There’s an axis of evaluation here with three points: a language could model an effect in a way which is totally unchecked at compile time: both dynamically typed and dynamically scoped. Unchecked exceptions (including panics) are an example of this; so is blocking IO. And a language could model the effect in the type system, but with a dynamic scope. Checked exceptions and effect handlers are both examples of this. And a language could model the effect in a way which is both statically typed and lexically scoped. This is what Rust does for these effects with both Result and async/await.

(You may notice that there’s a fourth spot in the design space not covered here: dynamically typed and lexically scoped. An example in this category would be the async/await feature in dynamically typed languages like Python and JavaScript; you must annotate asynchronous calls with await to get their result, but if you fail to do so it is not a compile-time error.)

                                          │   EXCEPTIONS          │   IO
──────────────────────────────────────────┼───────────────────────┼───────────────
                                          │                       │
  DYNAMICALLY TYPED & DYNAMICALLY SCOPED  │   panicking           │   blocking
                                          │                       │
   STATICALLY TYPED & DYNAMICALLY SCOPED  │   checked exceptions  │   IO effect
                                          │                       │
     STATICALLY TYPED & LEXICALLY SCOPED  │   Result              │   async/await
                                          │                       │

These are not the only language features that can be used to model effects, and other features also fall into one of these buckets. For example, monads are also statically typed and lexically scoped. However, a major objection to monads is that they model effects in a specifically layered way, so that for example there is a distinction between an IO<Result<T, E>> and a Result<IO<T>, E>. Coroutines on the other hand are order-independent: all coroutine that yield Pending and Exception have the same type, there is no distinction of order. The same is true of effect handlers.

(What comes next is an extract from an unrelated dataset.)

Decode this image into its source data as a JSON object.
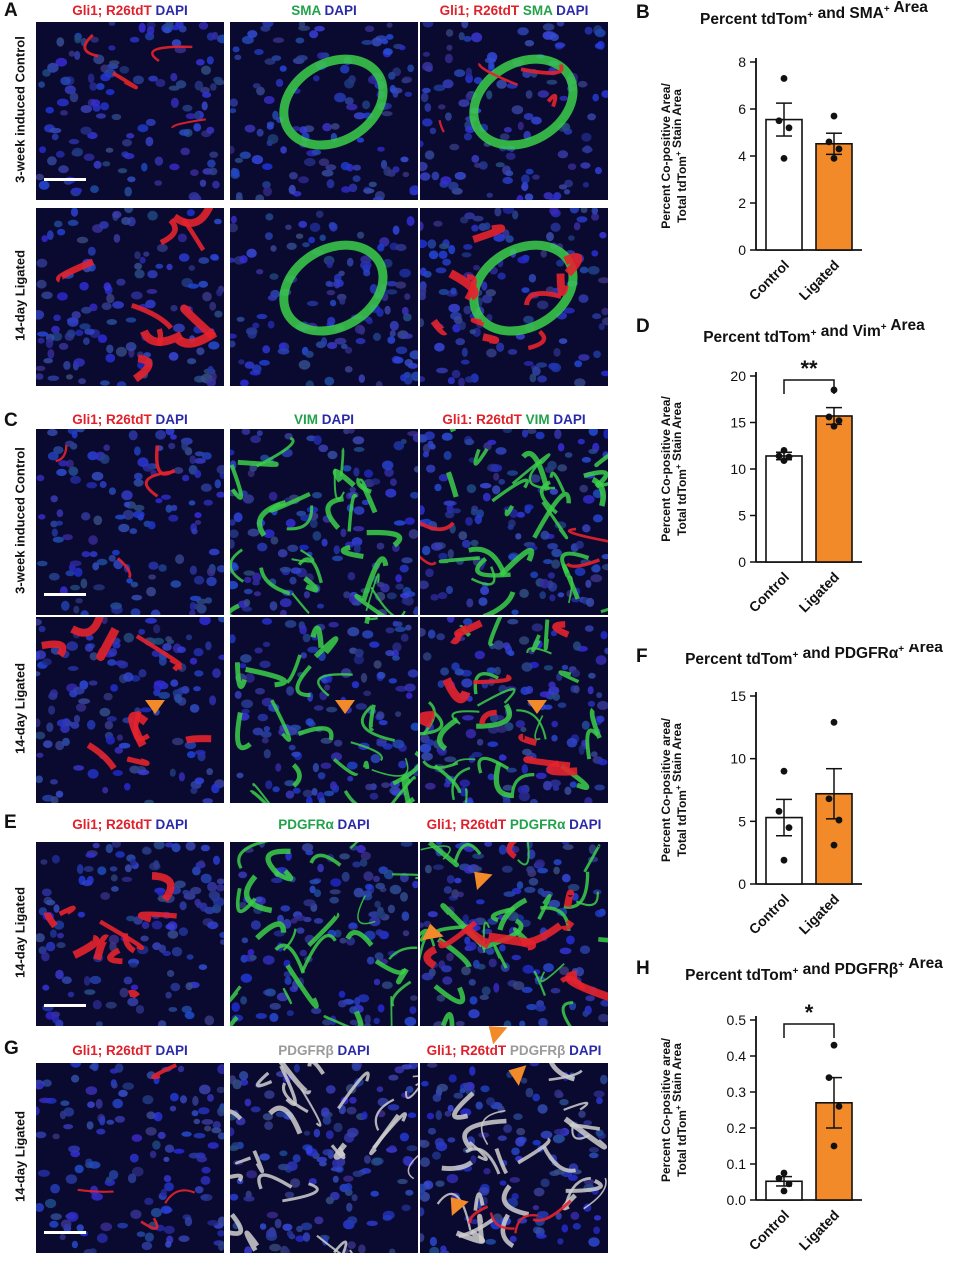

This has appeared in Rust for example with the debate about the design of async iterators. Designs based on async fn next introduce an arbitrary ordering by introducing multiple coroutines, whereas designed based on a single coroutine do not make a distinction; the coroutine just yields items as well as Pending. This was the crux of Russell Johnston’s argument in the post I linked earlier: this unlayered property is shared by coroutines and effect handlers, and is an advantage of these features.

On the other hand, by modeling errors with Result instead of some sort of coroutine, Rust does introduce an ordering. This is mostly fine because of the fact that a function which “throws an exception” (by evaluating to an Err) is not supposed to be resumed, though it introduces some quirks where for example there’s no way to distinguish between an iterator of Results (which may continue after one is an Err) and an iterator which throws an error (which will not continue). If instead a generator could “yield an exception,” it would be a different type from a generator that yields a sequence of Results. But I don’t find this inadequacy to come up in practice that often, so I’m content to leave it as theoretical work for a future language to solve.

Overall, coroutines strike me as the most promising way to handle many kinds of effectful functions because they seem to be in the design sweet spot: They are statically typed, lexically scoped, and unlayered. This is why my starting point for handling effects in any language would be a coroutine feature (though if the language were not under Rust’s constraints, I would prefer if it were a stackful coroutine feature so they could be recursive).